Class jokes
There is someone in my class named Henry Rocket Rueben, and he always says he rockets into my mom.
An alligator is in a class, turns out he likes teaching!
If a sped is late for class, is it wrong to call them tardy?
I'm sure you could be the smartest person in your class.
If it were a class for the profoundly retarded.
Alright, class, we have 39 students and 40 seats.
That one dyslexic kid thinking he’s Superman:
That's my one teacher 24/7💀
What did Rengoku say to his class?
"Set your school ablaze!"
What do you say when Jack's late to sex ed?
"Aye-jack-you-late!"
Your hairline so bad that when your teacher puts you to sit in the front of the class, your hairline be all the way in the back.

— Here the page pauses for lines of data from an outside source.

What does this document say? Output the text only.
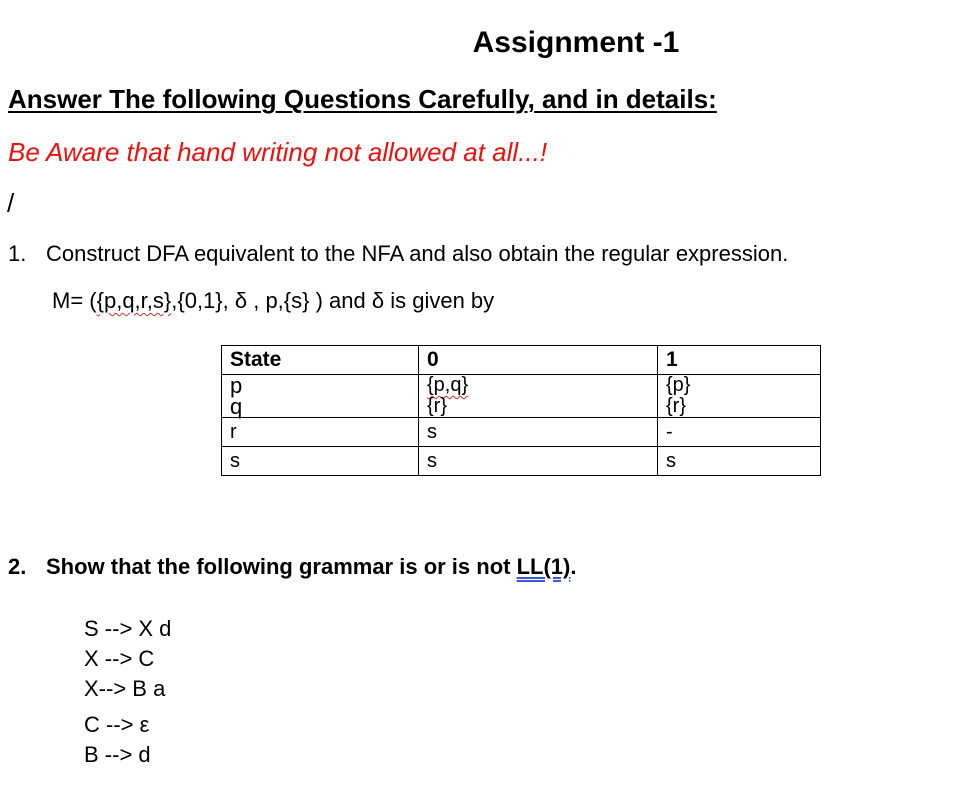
Assignment -1
Answer The following Questions Carefully, and in details:
Be Aware that hand writing not allowed at all...!
/
1. Construct DFA equivalent to the NFA and also obtain the regular expression.
M= ({p,q,r,s},{0,1}, δ , p,{s} ) and δ is given by
State	0	1
p	{p,q}	{p}
q	{r}	{r}
r	s	-
s	s	s
2. Show that the following grammar is or is not LL(1).
S --> X d
X --> C
X--> B a
C --> ε
B --> d
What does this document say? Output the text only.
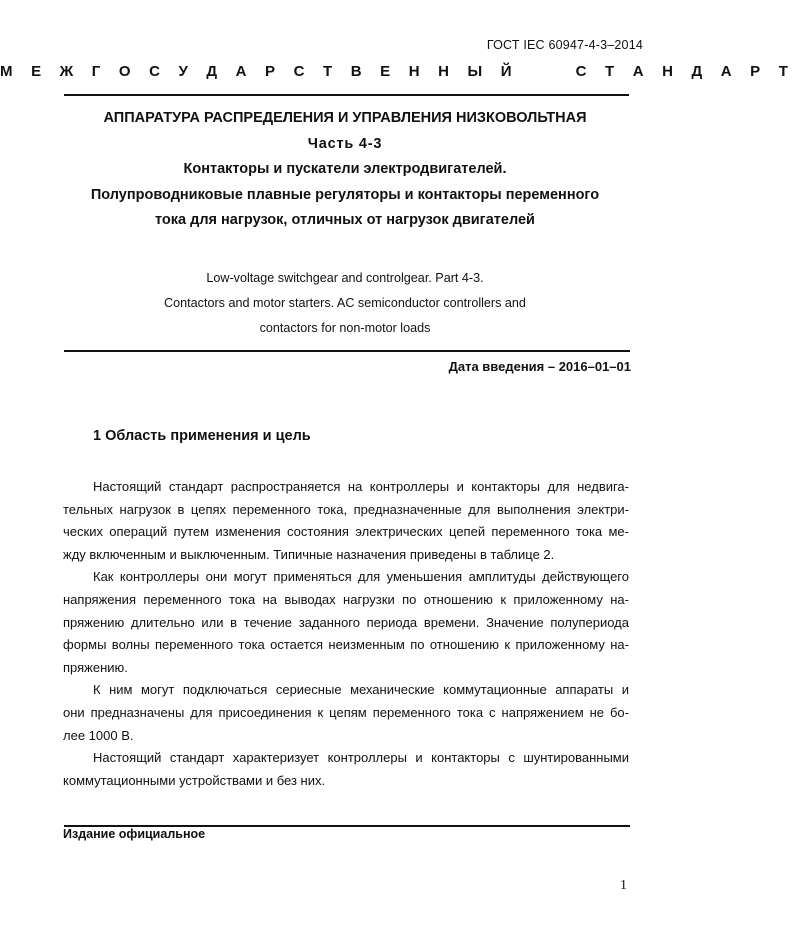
ГОСТ IEC 60947-4-3–2014
М Е Ж Г О С У Д А Р С Т В Е Н Н Ы Й     С Т А Н Д А Р Т
АППАРАТУРА РАСПРЕДЕЛЕНИЯ И УПРАВЛЕНИЯ НИЗКОВОЛЬТНАЯ
Часть 4-3
Контакторы и пускатели электродвигателей.
Полупроводниковые плавные регуляторы и контакторы переменного
тока для нагрузок, отличных от нагрузок двигателей
Low-voltage switchgear and controlgear. Part 4-3.
Contactors and motor starters. AC semiconductor controllers and
contactors for non-motor loads
Дата введения – 2016–01–01
1 Область применения и цель
Настоящий стандарт распространяется на контроллеры и контакторы для недвига-
тельных нагрузок в цепях переменного тока, предназначенные для выполнения электри-
ческих операций путем изменения состояния электрических цепей переменного тока ме-
жду включенным и выключенным. Типичные назначения приведены в таблице 2.
Как контроллеры они могут применяться для уменьшения амплитуды действующего
напряжения переменного тока на выводах нагрузки по отношению к приложенному на-
пряжению длительно или в течение заданного периода времени. Значение полупериода
формы волны переменного тока остается неизменным по отношению к приложенному на-
пряжению.
К ним могут подключаться сериесные механические коммутационные аппараты и
они предназначены для присоединения к цепям переменного тока с напряжением не бо-
лее 1000 В.
Настоящий стандарт характеризует контроллеры и контакторы с шунтированными
коммутационными устройствами и без них.
Издание официальное
1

We were watching a 9/11 documentary in class.
I started playing the Angry Birds theme song. That didn't fly well with people, the teacher yelled at me like a bomb, and I landed on the ground.
Why do women need a pay rise? Isn't the glass ceiling high enough?
Why does the emo kid skip class?
Alright class, the person who answers my next question gets to go home.
Then a guy throws a pencil. The teacher asks, "Who threw that pencil?" "I did, I get to go home."
One day, a class of children were killed in a bus accident, but only some survived. One was praying that he would survive, and the other said, "First time?"
Does anyone go to Eagle High School? Tell me what classes you have from 1st period to 4th period if you go to Eagle High School.
Why is there a middle school?
Because the kids that go there are middle class families.
I asked my teacher if I needed to be in the special ED class, but she said I don’t eat enough vegetables.
There's an orphan in my class... For some reason, he never leaves.
I for the class?
Nechen has been writing articles for the class for years.
Then the Guru asked him, "If I die now, what will be on my grave?" Fritchen searched for the plastic bag and shouted, "This is a protective bag!!"
You was reaching into you’re backpack and the whole class jumped through the window.